Mr. Speaker, indeed we did hear from a wide range of witnesses. The situation across the country, as we might expect, is not uniform. We live in a country where there is one officially bilingual province, and that is the province of New Brunswick. Indeed, the challenges would be significantly less in a place such as New Brunswick than in provinces where the linguistic minorities are much smaller, I would say, including the province of Prince Edward Island and probably the Yukon. The one that was specifically referenced was Saskatchewan.
I come back to the question I asked the member for Acadie—Bathurst. In spite of these challenges that come with the relative size of our minorities, the challenges that come with our geography, quite frankly, because that is a big part of it, all in all, there is what is practical as well.

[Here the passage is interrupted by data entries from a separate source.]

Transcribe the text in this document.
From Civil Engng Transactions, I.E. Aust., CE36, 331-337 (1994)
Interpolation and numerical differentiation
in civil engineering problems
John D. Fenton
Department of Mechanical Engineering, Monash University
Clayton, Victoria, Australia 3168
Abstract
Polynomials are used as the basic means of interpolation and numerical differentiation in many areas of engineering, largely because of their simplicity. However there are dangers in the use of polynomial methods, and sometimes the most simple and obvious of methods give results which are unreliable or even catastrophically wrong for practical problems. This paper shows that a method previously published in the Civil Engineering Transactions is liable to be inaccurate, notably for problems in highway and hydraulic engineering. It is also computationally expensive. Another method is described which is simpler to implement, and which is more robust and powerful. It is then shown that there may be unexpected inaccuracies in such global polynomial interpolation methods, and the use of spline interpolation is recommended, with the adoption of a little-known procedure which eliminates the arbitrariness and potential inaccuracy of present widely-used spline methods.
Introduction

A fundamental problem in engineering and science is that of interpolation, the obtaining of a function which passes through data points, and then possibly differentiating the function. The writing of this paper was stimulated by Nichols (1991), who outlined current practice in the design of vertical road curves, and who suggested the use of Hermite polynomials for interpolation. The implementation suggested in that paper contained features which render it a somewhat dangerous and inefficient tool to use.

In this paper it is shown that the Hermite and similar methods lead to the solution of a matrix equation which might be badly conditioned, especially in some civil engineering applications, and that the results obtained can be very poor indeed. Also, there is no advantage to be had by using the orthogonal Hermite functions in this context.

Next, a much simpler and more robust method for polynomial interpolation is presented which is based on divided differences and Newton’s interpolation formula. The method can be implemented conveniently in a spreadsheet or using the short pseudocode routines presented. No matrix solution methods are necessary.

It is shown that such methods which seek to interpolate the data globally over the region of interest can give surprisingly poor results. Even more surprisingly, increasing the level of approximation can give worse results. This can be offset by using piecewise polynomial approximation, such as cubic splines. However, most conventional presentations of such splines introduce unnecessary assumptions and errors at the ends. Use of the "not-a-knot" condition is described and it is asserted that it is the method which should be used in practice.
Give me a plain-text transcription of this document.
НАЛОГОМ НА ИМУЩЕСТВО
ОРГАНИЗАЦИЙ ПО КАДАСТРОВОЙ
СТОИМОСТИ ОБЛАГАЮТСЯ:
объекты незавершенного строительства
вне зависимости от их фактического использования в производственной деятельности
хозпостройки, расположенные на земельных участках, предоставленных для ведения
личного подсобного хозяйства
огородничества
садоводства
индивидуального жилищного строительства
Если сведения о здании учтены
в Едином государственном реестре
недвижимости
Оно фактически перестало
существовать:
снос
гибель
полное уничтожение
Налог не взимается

Probably the most compelling testimony we heard at committee was from a defence lawyer who said that when he sees someone who is on remand down in the holding cell and he talks to that individual about his rights, his language rights, his charter rights and what to expect, the only thing that individual wants is out. It does not matter whether the individual can understand the proceedings on a scale of 10 to 10 or six to 10, if he can get a judge and a hearing quicker by electing one official language rather than the other, that is the one he wants.
That is the reality in this country. I think it is problematic. However, it is not perfect, and given the diversity we have and given the huge geography we have, we cannot allow perfection to be the enemy of the good.